A previsão do mercado financeiro para o Índice Nacional de Preços ao Consumidor Amplo (IPCA), o indicador oficial da inflação no Brasil, foi revisada para baixo, fixando-se em 3,91% para o ano de 2026. Anteriormente, a projeção era de 3,95%. Essa atualização consta no Boletim Focus, pesquisa semanal divulgada pelo Banco Central (BC) que compila expectativas de diversas instituições financeiras sobre os principais indicadores econômicos. Para os anos seguintes, as projeções da inflação são de 3,8% em 2027, e 3,5% para 2028 e 2029.
Meta de Inflação e Esforços do Banco Central
O Banco Central (BC) busca manter a inflação dentro da meta estabelecida pelo Conselho Monetário Nacional (CMN), que é de 3%, com uma margem de tolerância de 1,5 ponto percentual para cima ou para baixo, resultando em um intervalo entre 1,5% e 4,5%. A redução na previsão do IPCA para 2026, pela sétima semana consecutiva, mantém o índice dentro desse limite, refletindo os esforços para a estabilidade de preços.
Fatores de Pressão e Impacto na Inflação
Em janeiro, a inflação oficial, medida pelo IPCA, registrou alta de 0,33%, igualando o patamar de dezembro. Esse resultado foi influenciado principalmente pelo aumento nos preços da energia elétrica e da gasolina, contribuindo para um acumulado de 4,44% em 2025, conforme dados do Instituto Brasileiro de Geografia e Estatística (IBGE).
Política Monetária: Taxa Selic
A Taxa Selic, principal instrumento do Banco Central para controlar a inflação, está fixada em 15% ao ano pelo Comitê de Política Monetária (Copom). Apesar da queda na inflação e valorização do dólar, o Copom manteve a taxa inalterada pela quinta vez consecutiva na reunião de janeiro, marcando o maior nível desde julho de 2006 (15,25%). No entanto, a ata da reunião sinalizou uma possível redução dos juros a partir de março, caso a inflação permaneça controlada e o cenário econômico não apresente surpresas, embora os juros devam ser mantidos em patamares restritivos.
Projeções para a Selic
Analistas de mercado, no Boletim Focus, revisaram a projeção da Selic para o final de 2026 de 12,25% para 12,13% ao ano. Para 2027, a expectativa é de 10,5%, seguida por 10% em 2028 e 9,5% em 2029.

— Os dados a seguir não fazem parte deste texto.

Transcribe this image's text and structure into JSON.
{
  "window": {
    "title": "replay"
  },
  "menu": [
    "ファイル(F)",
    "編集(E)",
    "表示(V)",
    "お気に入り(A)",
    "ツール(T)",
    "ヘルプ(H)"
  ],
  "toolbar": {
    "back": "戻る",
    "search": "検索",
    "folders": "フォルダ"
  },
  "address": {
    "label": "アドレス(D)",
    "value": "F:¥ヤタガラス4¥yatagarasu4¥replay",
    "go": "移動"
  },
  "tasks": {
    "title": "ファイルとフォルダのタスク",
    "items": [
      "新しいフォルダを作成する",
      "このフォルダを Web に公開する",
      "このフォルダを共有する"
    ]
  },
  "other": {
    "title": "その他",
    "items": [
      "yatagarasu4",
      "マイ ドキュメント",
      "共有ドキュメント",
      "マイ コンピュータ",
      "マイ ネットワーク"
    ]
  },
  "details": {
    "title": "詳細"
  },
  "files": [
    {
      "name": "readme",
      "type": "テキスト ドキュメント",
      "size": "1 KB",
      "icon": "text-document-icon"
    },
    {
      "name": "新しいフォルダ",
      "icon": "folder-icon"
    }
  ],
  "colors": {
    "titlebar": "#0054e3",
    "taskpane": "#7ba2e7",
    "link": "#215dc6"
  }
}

Dinâmica dos Juros e Impacto na Economia
Um aumento da Taxa Selic visa conter a demanda, elevando o custo do crédito e incentivando a poupança, o que pode frear a expansão econômica. Bancos, ao definir os juros para consumidores, consideram fatores adicionais como risco de inadimplência, margens de lucro e despesas administrativas. A redução da Selic, por outro lado, tende a baratear o crédito, estimulando a produção, o consumo e a atividade econômica, embora com menor controle sobre a inflação.
Outros Indicadores Econômicos: PIB e Câmbio
Projeções do PIB
A estimativa para o crescimento do Produto Interno Bruto (PIB) do Brasil em 2026 foi ligeiramente ajustada de 1,8% para 1,82%, conforme o Boletim Focus. Para 2027, a projeção se mantém em 1,8%, enquanto para 2028 e 2029, o mercado financeiro prevê uma expansão de 2% anualmente. A economia brasileira registrou um crescimento de 0,1% no terceiro trimestre de 2025, impulsionada pela indústria e agropecuária, resultado que o IBGE considerou estabilidade. O PIB consolidado de 2025, com uma alta de 3,4%, será divulgado em 3 de março, marcando o quarto ano consecutivo de crescimento e a maior expansão desde 2021, quando alcançou 4,8%.
Cotação do Dólar
A previsão para a cotação do dólar é de R$ 5,45 ao final de 2026, com uma leve alta esperada para R$ 5,50 no final de 2027.